President Xi Jinping made his vision quite clear – he sees the future of China as a power with a significant role in shaping international politics and trade. This motive, which it shares with many of the other global powers, determines many of the strategies and tactics used by China. One of the main ways it is achieving its goals is by strengthening political and economic relations with the global south, particularly with the Belt and Road Initiative and the Global Development Initiative. Although this topic has been discussed numerous times, this article will explore whether both initiatives are going anywhere.

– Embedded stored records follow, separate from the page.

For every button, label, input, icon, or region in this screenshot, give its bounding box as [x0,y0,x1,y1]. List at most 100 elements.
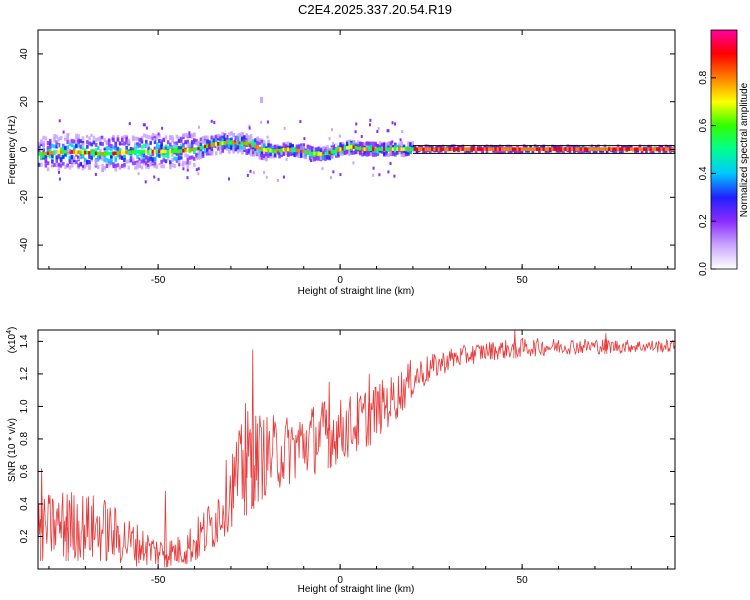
spectrogram-outlier [393,174,396,178]
spectrogram-outlier [157,177,160,181]
spectrogram-cell [72,139,76,144]
spectrogram-cell [99,136,102,141]
spectrogram-cell [241,132,244,137]
spectrogram-core [616,147,620,151]
spectrogram-cell [267,153,270,158]
spectrogram-outlier [323,145,326,149]
spectrogram-core [286,147,290,152]
spectrogram-cell [282,151,286,156]
spectrogram-cell [369,152,373,157]
spectrogram-cell [138,163,142,168]
spectrogram-cell [44,158,48,163]
spectrogram-core [479,147,482,151]
spectrogram-cell [286,145,290,150]
spectrogram-core [452,147,456,151]
spectrogram-cell [391,144,395,149]
spectrogram-cell [376,152,380,157]
spectrogram-core [522,147,526,151]
spectrogram-core [549,147,552,151]
spectrogram-cell [92,140,96,145]
spectrogram-cell [363,151,367,156]
spectrogram-outlier [401,130,404,134]
spectrogram-core [396,147,399,151]
spectrogram-core [345,146,349,150]
spectrogram-cell [385,142,388,147]
spectrogram-cell [105,149,109,154]
spectrogram-cell [252,152,255,157]
spectrogram-cell [138,143,142,148]
spectrogram-cell [634,149,637,154]
spectrogram-core [446,147,450,151]
spectrogram-cell [96,155,100,160]
spectrogram-cell [164,147,168,152]
spectrogram-cell [265,157,268,162]
spectrogram-cell [262,156,266,161]
spectrogram-cell [383,151,386,156]
spectrogram-cell [175,158,179,163]
spectrogram-cell [171,145,174,150]
spectrogram-core [597,147,600,151]
spectrogram-core [75,150,78,154]
spectrogram-core [573,147,576,151]
spectrogram-outlier [112,135,115,139]
spectrogram-cell [588,149,591,154]
spectrogram-outlier [367,153,370,157]
spectrogram-core [653,147,657,151]
spectrogram-cell [345,147,349,152]
spectrogram-core [79,150,83,155]
spectrogram-cell [498,144,502,149]
spectrogram-cell [232,149,235,154]
spectrogram-core [125,150,128,155]
spectrogram-outlier [387,170,390,174]
spectrogram-outlier [161,139,164,143]
spectrogram-cell [214,134,218,139]
spectrogram-outlier [302,143,305,147]
spectrogram-core [230,140,233,144]
spectrogram-outlier [377,127,380,131]
spectrogram-cell [324,146,327,151]
spectrogram-core [636,147,640,151]
spectrogram-cell [142,156,146,161]
spectrogram-outlier [137,172,140,176]
spectrogram-cell [81,140,85,145]
spectrogram-cell [136,165,139,170]
spectrogram-cell [284,151,288,156]
spectrogram-cell [75,133,78,138]
spectrogram-cell [533,144,537,149]
spectrogram-cell [62,165,65,170]
spectrogram-cell [278,154,281,159]
spectrogram-core [256,145,259,150]
spectrogram-cell [164,135,168,140]
snr-ytick-label: 0.2 [19,529,30,543]
spectrogram-cell [498,149,502,154]
spectrogram-core [642,147,646,151]
spectrogram-cell [297,144,301,149]
spectrogram-cell [254,141,257,146]
spectrogram-cell [247,136,251,141]
snr-line [38,330,675,568]
spectrogram-core [525,147,528,151]
spectrogram-cell [46,145,50,150]
spectrogram-core [326,151,329,155]
snr-spike [604,333,608,354]
spectrogram-cell [223,137,227,142]
spectrogram-outlier [299,150,302,154]
spectrogram-cell [579,149,583,154]
spectrogram-outlier [248,126,251,130]
spectrogram-cell [147,156,150,161]
spectrogram-cell [116,146,120,151]
spectrogram-cell [96,137,100,142]
spectrogram-cell [155,133,159,138]
spectrogram-cell [64,136,67,141]
spectrogram-core [273,149,277,154]
spectrogram-core [311,152,314,156]
spectrogram-outlier [138,157,141,161]
spectrogram-core [433,147,436,151]
spectrogram-cell [302,145,305,150]
spectrogram-cell [236,133,240,138]
spectrogram-core [612,147,615,151]
spectrogram-cell [199,151,203,156]
spectrogram-cell [385,151,388,156]
spectrogram-outlier [277,151,280,155]
spectrogram-cell [70,158,74,163]
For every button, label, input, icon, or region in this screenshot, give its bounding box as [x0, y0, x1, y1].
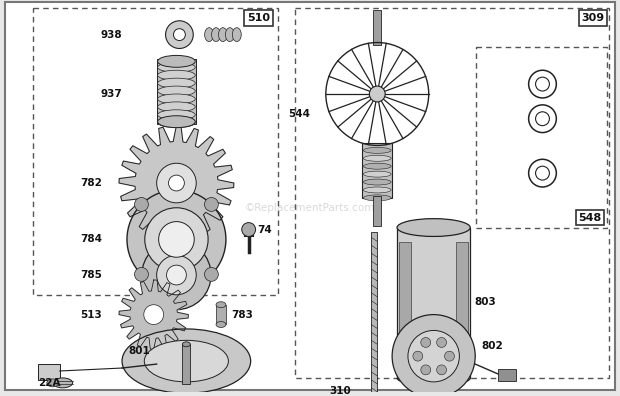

The Belt and Road Initiative focuses primarily on establishing and developing the physical infrastructure for trade routes connecting many countries. The Global Development Initiative “aims to support developing countries in poverty alleviation, public health, and other issues” and is achieved through grants and capacity building. Of course, this is not done out of pure altruism, as with any political initiative. Not only would both initiatives increase the weight and role of China as a global power, but also ripen great economic returns. For instance, if we take China's engagement with many resource-rich African and Latin American countries with poor infrastructure, extending finance ensures that Chinese companies will be called on for extraction.
Of course, this tactic of financing in return for securing natural resource rights and other benefits is not the invention of China. As Yun Sun from the Brookings think tank states, “… commodity-backed loans were not created by China – leading Western banks were making such loans to African countries, including Angola and Ghana, before China Exim Bank and Angola completed their first oil-backed loan in March 2004.” The evidence that China finances projects in return for natural resource rights is quite clear and the Brookings report cites many instances. Here are a few: “In 2010, Sinopec’s acquisition of a 50 percent stake in Block 18 coincided with the disbursement of the first tranche of Exim Bank funding, and in 2005, Sinopec’s acquisition of rights to Block 3/80 coincided with the announcement of a new USD 2 billion loan from China Exim Bank to the Angolan government.”
However, as stated by Dr Yu Jie, China's recent aggressive lending model has been reduced to defend its strategic interests and create a global reputation of being a reliable partner rather than a fierce predator. In addition, spending on both initiatives has been reduced as China is facing a domestic economic slowdown.
For China to achieve what it wants, it will have to focus on robust development and infrastructure initiatives rather than financial investment conditional on business. An initiative that alleviates poverty and is tailored to the benefit of all the countries involved can help China be this brotherly figure for the global south.